Other men grow beards because they believe their clean-shaven faces are too feminine or pretty. Some people call this the Justin Bieber effect: "No pretty boy look for me!" When you’re 22 it is not uncommon to want to make yourself look as old as possible. A beard will put on five years, maybe ten.

Beard wearing among the hipster subculture has become a signpost of everything ironic and cool, even while a beard is hardly a sign of rebellion when everybody has one. As Hal Neidzviecki wrote in his 2008 book, Hello, I’m Special, "…Non-conformity is now the accepted norm of society...Individuality is the new conformity."

On the other hand, beards can be a good thing, at least according a study from the University of Southern Queensland as quoted in an article in the World Observer. The study found that beards block 90 to 95 percent of UV rays, thereby slowing the aging process and reducing the risk of skin cancer. As for asthma, the study suggests that pollens and dust will get stuck "in that lustrous facial hair." The study also says that "all that hair retains moisture and protects against the wind, keeping you looking young and fresh-faced. What’s more, shaving is usually the cause of ingrown hairs and bacterial infections that lead to acne."

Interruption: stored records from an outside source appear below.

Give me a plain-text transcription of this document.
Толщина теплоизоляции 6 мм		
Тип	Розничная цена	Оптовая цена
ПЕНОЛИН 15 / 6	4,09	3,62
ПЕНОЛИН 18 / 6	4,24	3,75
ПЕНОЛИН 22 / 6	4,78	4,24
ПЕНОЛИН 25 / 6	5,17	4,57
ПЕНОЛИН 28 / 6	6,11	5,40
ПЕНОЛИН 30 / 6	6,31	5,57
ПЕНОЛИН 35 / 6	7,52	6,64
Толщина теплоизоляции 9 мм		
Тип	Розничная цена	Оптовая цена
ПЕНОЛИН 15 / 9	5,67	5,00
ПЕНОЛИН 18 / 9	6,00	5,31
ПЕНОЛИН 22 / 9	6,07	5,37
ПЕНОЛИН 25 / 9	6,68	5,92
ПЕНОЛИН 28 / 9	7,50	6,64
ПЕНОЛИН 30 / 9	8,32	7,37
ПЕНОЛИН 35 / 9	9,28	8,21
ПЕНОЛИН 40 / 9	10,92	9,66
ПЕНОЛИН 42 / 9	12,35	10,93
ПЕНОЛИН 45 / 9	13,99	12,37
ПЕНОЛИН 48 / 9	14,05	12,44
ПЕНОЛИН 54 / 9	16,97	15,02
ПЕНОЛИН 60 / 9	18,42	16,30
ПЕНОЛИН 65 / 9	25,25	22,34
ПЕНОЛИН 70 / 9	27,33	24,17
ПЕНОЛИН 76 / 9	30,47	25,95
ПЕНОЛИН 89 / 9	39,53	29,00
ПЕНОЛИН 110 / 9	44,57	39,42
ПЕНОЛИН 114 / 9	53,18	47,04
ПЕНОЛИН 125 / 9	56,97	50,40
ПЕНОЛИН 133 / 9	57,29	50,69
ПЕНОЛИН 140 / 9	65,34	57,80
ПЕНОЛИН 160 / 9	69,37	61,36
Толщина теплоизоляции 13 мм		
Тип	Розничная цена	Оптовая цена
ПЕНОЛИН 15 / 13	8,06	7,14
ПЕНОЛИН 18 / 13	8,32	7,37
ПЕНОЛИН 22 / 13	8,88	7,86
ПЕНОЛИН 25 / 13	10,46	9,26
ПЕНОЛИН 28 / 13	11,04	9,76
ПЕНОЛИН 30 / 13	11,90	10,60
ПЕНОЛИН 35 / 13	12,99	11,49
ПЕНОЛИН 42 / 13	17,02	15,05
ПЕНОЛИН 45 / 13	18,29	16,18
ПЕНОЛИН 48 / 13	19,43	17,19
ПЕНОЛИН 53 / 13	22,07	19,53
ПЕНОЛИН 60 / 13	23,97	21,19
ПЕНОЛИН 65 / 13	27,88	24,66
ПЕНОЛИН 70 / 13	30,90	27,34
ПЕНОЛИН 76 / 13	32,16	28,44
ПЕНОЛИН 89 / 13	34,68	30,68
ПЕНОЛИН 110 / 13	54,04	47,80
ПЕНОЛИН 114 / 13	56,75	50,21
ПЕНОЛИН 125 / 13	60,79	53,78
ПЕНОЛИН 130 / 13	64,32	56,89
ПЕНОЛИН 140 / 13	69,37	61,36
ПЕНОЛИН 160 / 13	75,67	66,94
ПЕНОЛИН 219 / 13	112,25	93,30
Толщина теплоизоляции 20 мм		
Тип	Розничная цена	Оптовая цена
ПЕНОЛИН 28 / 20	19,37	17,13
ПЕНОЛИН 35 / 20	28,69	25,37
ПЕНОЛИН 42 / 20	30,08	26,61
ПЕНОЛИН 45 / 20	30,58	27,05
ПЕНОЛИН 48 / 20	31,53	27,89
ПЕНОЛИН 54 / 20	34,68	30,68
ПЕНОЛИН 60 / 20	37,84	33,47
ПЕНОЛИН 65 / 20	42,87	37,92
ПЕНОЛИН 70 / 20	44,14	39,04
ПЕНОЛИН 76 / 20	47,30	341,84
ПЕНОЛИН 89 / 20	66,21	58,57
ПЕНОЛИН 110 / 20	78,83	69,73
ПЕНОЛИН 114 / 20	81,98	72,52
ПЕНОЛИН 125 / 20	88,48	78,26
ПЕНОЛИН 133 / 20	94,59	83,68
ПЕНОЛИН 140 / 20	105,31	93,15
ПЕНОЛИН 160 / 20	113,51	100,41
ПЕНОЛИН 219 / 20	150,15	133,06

So what will it be—beard, stubble, or clean-shaven? And what about men like me who can’t seem to grow anything except the now defunct and thoroughly out of fashion ‘stache? Shocking but true, a facial toupee may be the only answer!

You see him everywhere: on a bike, walking with a knapsack, on trains, walking along the highway. Years ago he would have been a hitchiker; today he is likely to take Greyhound (to Wildwood, NJ) or the Mega bus to New York. He probably has a drug habit of some kind. An ex-wife or girlfriend and maybe a baby (who lives with the ex-girlfriend). His story is still evolving. Any day now he will shave off the beard.